I tabù sono delle barriere psicologiche che servono l’ordinamento sociale. Possono avere origine e attributi sacrali, come accadde largamente in passato, o normative e culturali, come al presente; ma sempre tabù rimangono. Alcuni sono legati all'ignoranza, altri alla religione, altri ancora all'opportunismo o all'educazione. Quelli riguardo al sesso, per esempio, sono evidente retaggio di norme religiose e dell'ordinamento patriarcale, ma ce ne sono di attuali di forse maggiore e universale presa. Mi riferisco a ciò che una volta chiamavano “i novissimi”, ma che, evitando ormai incomprensibili rimandi escatologici, possiamo semplicemente riferire alla morte. Il più grande tabù moderno, l’evento da sminuire ed esorcizzare con ogni mezzo, è infatti proprio la morte.
Non è stato sempre così.
Oggi ho giusto l’età in cui capitava che mio padre parlasse della morte: ... co no ghe sarò pì! Io lo schermivo amabilmente, essendo quell’orizzonte teoricamente più o meno remoto per entrambi. Pensare al futuro, comunque inteso, era tuttavia una costante dei miei genitori e di coloro che li avevano preceduti. Si può dire che vivessero la loro vita proiettata nel futuro e nei figli. Qualsiasi cosa facessero aveva un’evidente appendice nel domàn; niente era solo per l’oggi. Una prospettiva che ha un po’ condizionato anche me e della quale oggi avverto la mancanza, pur avendola magari irrisa allora. Oggi si vive per l’oggi, nell’ottica epicurea del carpe diem. «Quant’è bella giovinezza, che si fugge tuttavia! Chi vuol esser lieto, sia: del doman non v’è certezza». Lo cantava già alla fine del Quattrocento Lorenzo il Magnifico, uno che evidentemente se n’intendeva, ma la provocazione è d'evidentissima attualità.

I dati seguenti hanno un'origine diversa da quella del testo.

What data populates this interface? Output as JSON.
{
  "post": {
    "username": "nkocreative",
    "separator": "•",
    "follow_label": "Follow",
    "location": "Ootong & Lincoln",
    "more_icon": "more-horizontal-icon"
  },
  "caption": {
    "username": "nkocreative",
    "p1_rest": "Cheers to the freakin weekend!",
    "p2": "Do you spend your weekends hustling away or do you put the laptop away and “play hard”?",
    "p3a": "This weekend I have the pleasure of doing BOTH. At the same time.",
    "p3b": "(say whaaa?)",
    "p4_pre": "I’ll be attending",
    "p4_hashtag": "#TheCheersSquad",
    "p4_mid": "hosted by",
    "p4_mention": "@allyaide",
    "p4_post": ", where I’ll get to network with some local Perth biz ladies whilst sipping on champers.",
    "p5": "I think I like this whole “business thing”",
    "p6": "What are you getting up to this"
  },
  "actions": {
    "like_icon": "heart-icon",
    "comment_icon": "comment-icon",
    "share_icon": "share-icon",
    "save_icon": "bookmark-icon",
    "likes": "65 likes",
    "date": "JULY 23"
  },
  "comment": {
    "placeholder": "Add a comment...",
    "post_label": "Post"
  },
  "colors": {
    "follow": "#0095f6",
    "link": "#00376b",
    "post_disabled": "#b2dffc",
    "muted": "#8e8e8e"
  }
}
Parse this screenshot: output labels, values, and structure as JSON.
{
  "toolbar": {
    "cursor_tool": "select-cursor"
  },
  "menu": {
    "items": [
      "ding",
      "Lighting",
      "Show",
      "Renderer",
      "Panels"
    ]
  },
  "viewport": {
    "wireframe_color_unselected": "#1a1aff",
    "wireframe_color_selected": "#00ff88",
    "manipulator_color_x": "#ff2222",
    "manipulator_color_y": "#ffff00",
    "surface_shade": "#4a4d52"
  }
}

Che si muoia soli pare assodato, oggi però si muore in solitudine, cioè soli e isolati, che è ben diverso. Un tempo da noi la morte era un fatto sociale e il lutto un’elaborazione collettiva, a prescindere. Cominciava in genere nelle ciàcole delle comari, che parlavano sommessamente e con aria grave delle condizioni dell'infermo. Assumeva poi veste sacrale nel prete che veniva chiamato in casa del moribondo, passando per il paese in cotta e stola, con accanto il mòcolo in mise d'ordinanza, a portare “i oji”. Qualche volta la feci anch’io quest’incombenza, accompagnando il prete per l'estrema unzione. Vidi così spirare sereno mio prozio Matìo, unto del Sacramento, e altri ancora. Allora i bambini non venivano del tutto sottratti alla presenza della morte, mentre adesso pur gli adulti ne fuggono anche solo l’evocazione. Adulti che una volta si preparavano e ne accettavano l’ineluttabilità, consapevoli di far parte di un disegno salvifico che la stessa comunità suggeriva con i suoi riti e la sua premurosa prossimità.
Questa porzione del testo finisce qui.